Samedi 21 janvier

Joie, bonheur et parpaing sur le petit orteil : me voici en train de rouler matutinalement vers Alrest, un samedi matin, en évitant les plaques qu’un verglas coquinou a laissé sur la route. En effet, aujourd’hui est le jour des portes ouvertes. En effet, le collège privé du village a décidé de les faire à peu près en même temps, et la bonne vieille concurrence bretonne entre les établissements de Dieu et ceux de Cthulhu joue à plein.

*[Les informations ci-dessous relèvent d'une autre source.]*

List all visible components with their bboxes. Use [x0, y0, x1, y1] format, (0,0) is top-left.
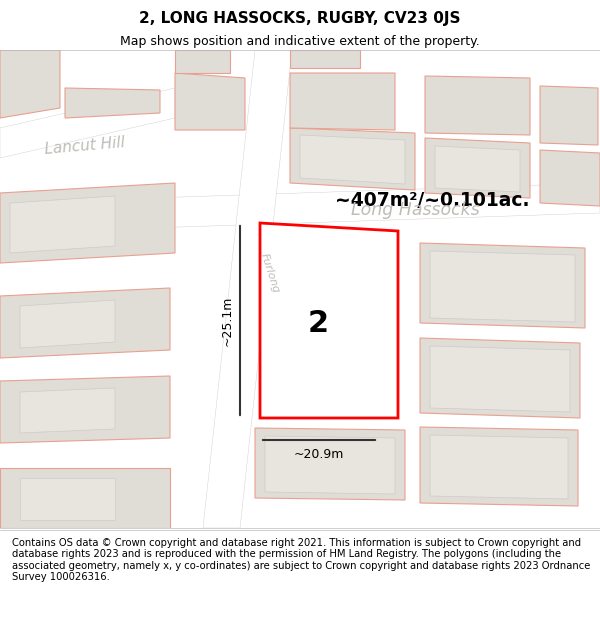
Polygon shape — [0, 50, 60, 118]
Text: ~20.9m: ~20.9m — [294, 448, 344, 461]
Text: 2, LONG HASSOCKS, RUGBY, CV23 0JS: 2, LONG HASSOCKS, RUGBY, CV23 0JS — [139, 11, 461, 26]
Polygon shape — [175, 73, 245, 130]
Text: Lancut Hill: Lancut Hill — [44, 135, 126, 157]
Polygon shape — [275, 237, 393, 403]
Polygon shape — [20, 300, 115, 348]
Polygon shape — [300, 135, 405, 184]
Polygon shape — [0, 468, 170, 528]
Polygon shape — [540, 86, 598, 145]
Polygon shape — [20, 478, 115, 520]
Polygon shape — [420, 338, 580, 418]
Polygon shape — [540, 150, 600, 206]
Polygon shape — [430, 346, 570, 412]
Polygon shape — [290, 50, 360, 68]
Polygon shape — [0, 376, 170, 443]
Polygon shape — [420, 243, 585, 328]
Text: 2: 2 — [307, 309, 329, 338]
Polygon shape — [290, 128, 415, 190]
Polygon shape — [20, 388, 115, 433]
Polygon shape — [425, 76, 530, 135]
Polygon shape — [0, 88, 175, 158]
Polygon shape — [265, 436, 395, 494]
Polygon shape — [255, 428, 405, 500]
Text: ~407m²/~0.101ac.: ~407m²/~0.101ac. — [335, 191, 530, 210]
Polygon shape — [0, 288, 170, 358]
Polygon shape — [65, 88, 160, 118]
Polygon shape — [425, 138, 530, 198]
Polygon shape — [430, 251, 575, 322]
Polygon shape — [290, 73, 395, 130]
Text: Long Hassocks: Long Hassocks — [350, 201, 479, 219]
Text: Map shows position and indicative extent of the property.: Map shows position and indicative extent… — [120, 35, 480, 48]
Text: Furlong: Furlong — [259, 252, 281, 294]
Polygon shape — [10, 196, 115, 253]
Polygon shape — [260, 223, 398, 418]
Text: ~25.1m: ~25.1m — [221, 295, 234, 346]
Polygon shape — [420, 427, 578, 506]
Polygon shape — [0, 183, 175, 263]
Polygon shape — [435, 146, 520, 192]
Text: Contains OS data © Crown copyright and database right 2021. This information is : Contains OS data © Crown copyright and d… — [12, 538, 590, 582]
Polygon shape — [0, 183, 600, 233]
Polygon shape — [175, 50, 230, 73]
Polygon shape — [430, 435, 568, 499]
Polygon shape — [203, 50, 292, 528]
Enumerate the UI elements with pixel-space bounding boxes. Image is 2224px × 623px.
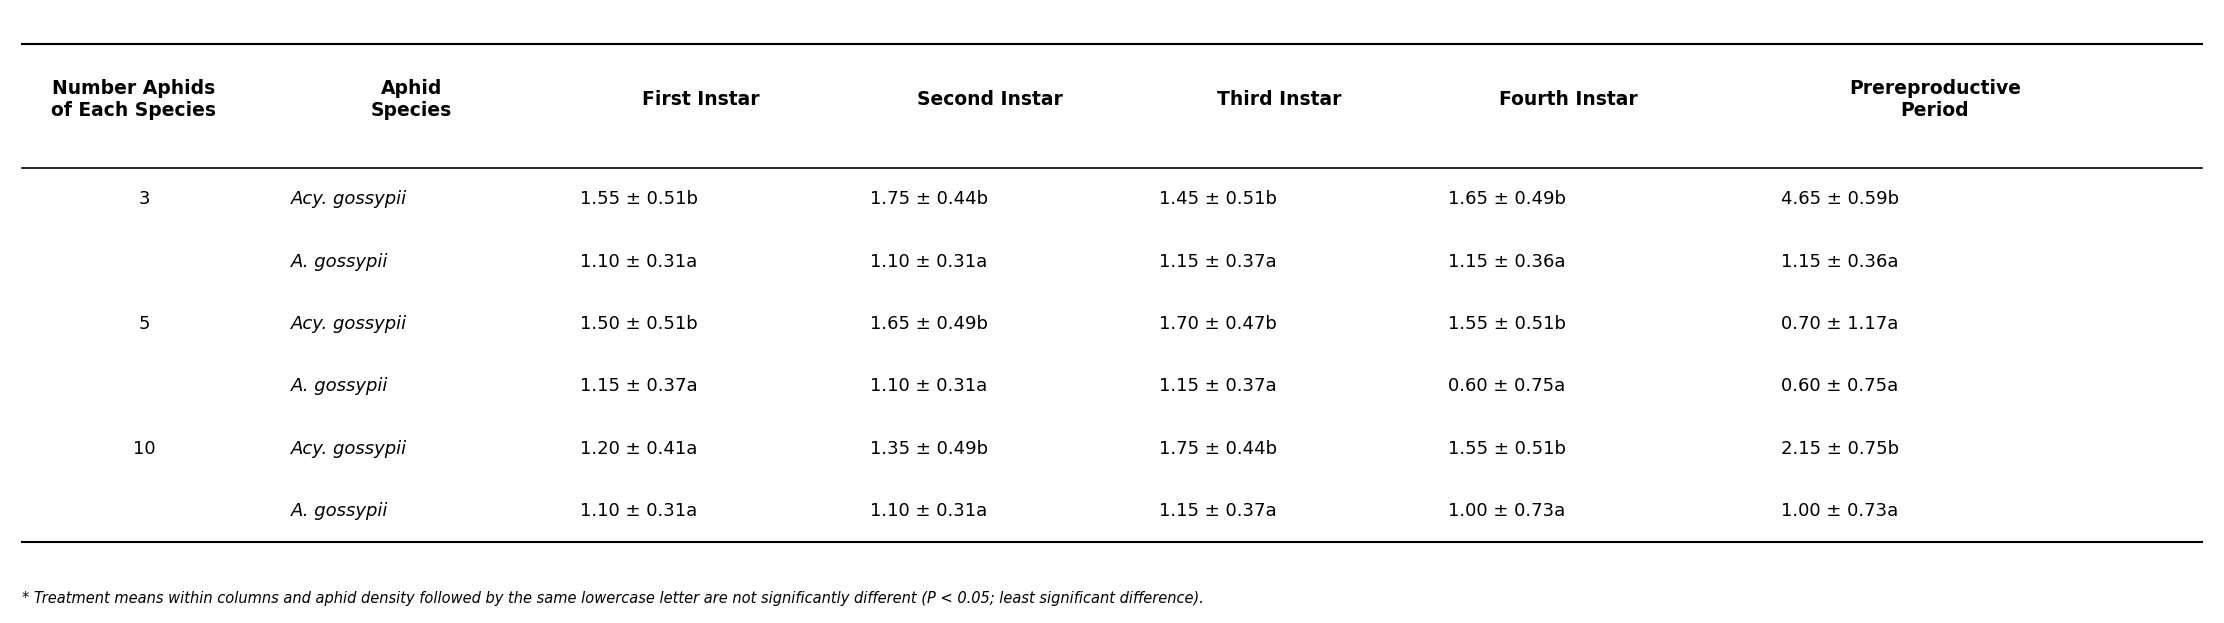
Text: Second Instar: Second Instar [916, 90, 1063, 109]
Text: 1.15 ± 0.37a: 1.15 ± 0.37a [580, 378, 698, 395]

Me voilà donc dans ma salle de classe, à expliquer à des parents venus en nombre ce que l’on fait au collège en sixième. “Ne vends rien, tu n’as rien à devoir vendre.” Juste tenter d’être clair. Honnête. Je refuse de tomber dans ces enchères grotesques.
Même si ça n’est pas facile.
Ça n’est pas facile parce qu’une classe de ce bahut est au bord de la fermeture. Et que si fermeture il y a, alors E., arrivée cette année, devra se taper de la route entre deux bahuts pour compléter son service. À moins qu’elle se mette à temps partiel, et perde donc une partie de son salaire. Parce que M. devra peut-être voyager entre trois établissements. Parce que C., qui dort deux jours par semaine loin de chez lui risque de perdre son poste. Je ne veux pas tomber dans le misérabilisme. Je veux rester fidèle à mes principes. Mais deux de ces collègues étaient chez moi hier soir. On a pris l’apéro, on s’est marré. Et à la fin de l’année, je les quitterai, destin de remplaçant. Mais eux, en “poste fixe” (les guillemets sont de plus en plus lourds) devront accepter de nouveaux sacrifices parce que deux parents n’auront peut-être pas trouvé le prof de français convaincant.
Il y a des samedis un peu pourris, pour de bonnes personnes.